Oireachtas Joint and Select Committees
Thursday, 19 April 2018
Joint Oireachtas Committee on the Implementation of the Good Friday Agreement
Issues Facing Prisoners and Ex-Prisoners: Discussion
2:00 pm
Mr. Michael Culbert:
The British Government has five legislative measures that mitigate against me and citizenship. That is the basis of my inequality of citizenship as I reside in the North of Ireland. There are also several legislative measures in this jurisdiction that mitigate against people who have been in prison for political charges. I fully understand people not appreciating my particular republican perspective, but I would like them to understand it. That is probably what I would like to be accepted. Our problem is that as long as the legislation that existed during the conflict continues to exist, sometimes people like us are at a loss to explain to people what has changed. If I say to people that things are much better and the Good Friday Agreement is there to underpin it, people can still say that they cannot get on an airplane and go to Canada or wherever and visit their children. It is difficult and one of the main reasons, particularly in the North of Ireland and as has been outlined in the research of Professor Peter Shirlow, who I mentioned earlier, is the five British legislative measures.
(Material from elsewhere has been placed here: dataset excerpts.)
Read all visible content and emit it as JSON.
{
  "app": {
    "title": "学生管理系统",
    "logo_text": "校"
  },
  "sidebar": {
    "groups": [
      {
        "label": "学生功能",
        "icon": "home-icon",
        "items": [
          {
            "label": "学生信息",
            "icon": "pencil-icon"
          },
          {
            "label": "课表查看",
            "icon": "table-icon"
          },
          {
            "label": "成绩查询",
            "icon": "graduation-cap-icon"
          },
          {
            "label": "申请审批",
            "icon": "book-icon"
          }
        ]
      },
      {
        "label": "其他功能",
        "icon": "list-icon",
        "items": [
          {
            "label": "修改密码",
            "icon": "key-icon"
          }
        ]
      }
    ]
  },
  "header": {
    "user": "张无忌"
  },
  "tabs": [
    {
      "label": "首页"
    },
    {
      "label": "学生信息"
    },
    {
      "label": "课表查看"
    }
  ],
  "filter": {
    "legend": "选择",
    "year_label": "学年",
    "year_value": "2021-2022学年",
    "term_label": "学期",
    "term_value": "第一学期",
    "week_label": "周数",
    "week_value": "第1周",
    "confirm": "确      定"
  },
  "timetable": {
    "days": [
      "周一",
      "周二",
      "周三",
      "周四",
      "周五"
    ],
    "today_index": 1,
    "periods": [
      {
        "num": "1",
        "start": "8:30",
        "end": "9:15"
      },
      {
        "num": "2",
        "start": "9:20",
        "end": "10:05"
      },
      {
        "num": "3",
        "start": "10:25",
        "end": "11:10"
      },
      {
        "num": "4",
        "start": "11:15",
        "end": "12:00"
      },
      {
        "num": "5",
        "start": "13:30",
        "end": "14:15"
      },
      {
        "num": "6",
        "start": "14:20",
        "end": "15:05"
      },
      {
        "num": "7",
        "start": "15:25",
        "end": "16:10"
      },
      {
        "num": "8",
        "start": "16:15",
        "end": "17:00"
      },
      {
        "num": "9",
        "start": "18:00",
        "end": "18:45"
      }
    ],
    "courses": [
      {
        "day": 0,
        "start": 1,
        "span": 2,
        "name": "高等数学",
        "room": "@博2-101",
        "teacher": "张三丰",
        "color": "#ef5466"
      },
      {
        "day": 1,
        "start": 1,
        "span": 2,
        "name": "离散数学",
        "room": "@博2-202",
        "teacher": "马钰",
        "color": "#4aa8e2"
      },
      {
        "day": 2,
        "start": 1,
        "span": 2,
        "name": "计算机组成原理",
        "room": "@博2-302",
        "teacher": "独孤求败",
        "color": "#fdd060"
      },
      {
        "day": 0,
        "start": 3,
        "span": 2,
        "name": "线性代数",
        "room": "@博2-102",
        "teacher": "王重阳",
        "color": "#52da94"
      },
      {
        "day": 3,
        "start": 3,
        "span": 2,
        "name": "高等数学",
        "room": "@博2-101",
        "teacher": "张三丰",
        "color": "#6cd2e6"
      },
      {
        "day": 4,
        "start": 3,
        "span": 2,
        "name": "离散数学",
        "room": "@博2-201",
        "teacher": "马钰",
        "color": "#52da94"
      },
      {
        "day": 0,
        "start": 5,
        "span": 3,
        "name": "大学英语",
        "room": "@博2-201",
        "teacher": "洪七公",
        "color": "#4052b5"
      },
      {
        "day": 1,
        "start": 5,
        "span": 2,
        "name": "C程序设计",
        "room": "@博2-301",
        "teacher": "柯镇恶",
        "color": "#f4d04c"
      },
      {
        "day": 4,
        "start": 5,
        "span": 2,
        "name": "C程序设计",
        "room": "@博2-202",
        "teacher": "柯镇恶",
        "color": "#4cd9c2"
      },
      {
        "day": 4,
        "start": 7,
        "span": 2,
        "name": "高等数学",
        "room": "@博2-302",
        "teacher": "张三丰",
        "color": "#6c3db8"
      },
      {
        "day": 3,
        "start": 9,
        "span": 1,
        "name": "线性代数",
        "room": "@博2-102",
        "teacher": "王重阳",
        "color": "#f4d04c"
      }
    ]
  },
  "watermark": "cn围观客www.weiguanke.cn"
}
They cover everything from our inability to travel to our inability to seek psychological assistance, for example. Many people are traumatised but, currently, under some of the legislation in the North of Ireland a professional cannot treat somebody in privacy. If a professional hears something from a client or a patient which was relevant to the conflict and does not report it, even today, the professional can be charged with withholding information. It is almost unbelievable that this exists. That is at the extreme end of the spectrum. The other end is that I could still be charged with something that happened, perhaps, in the early 1970s. Either the war is over or it is not. We are totally supportive of the peace process. We really want it to work and we promote it, but the people who are doing that are the people who are most likely at the sharp end of the legislation that is still in place. All we need is somebody who will try to advocate not on behalf of us but on behalf of equality for all in our society. That would do it.
I am in contact with Kevin Conmy, the Department of Foreign Affairs and Trade representative in Belfast. He is trying to rectify a situation I mentioned earlier relating to the deportation of four Irish citizens from Mexico. They all arrived with their holiday gear to go to Cancún in Mexico, but because one of them had been imprisoned and released in 1983, the four were deported and their passports were stamped as having been deported. How is that a way to treat Irish citizens, especially the three who had never been in prison? They were with the man who had been in prison. These are the small individualised silos we constantly have to deal with because people do not know how to deal with them. It is up to us to try to work on their behalf. On the larger scale, I am hoping people with power can possibly exert some type of influence.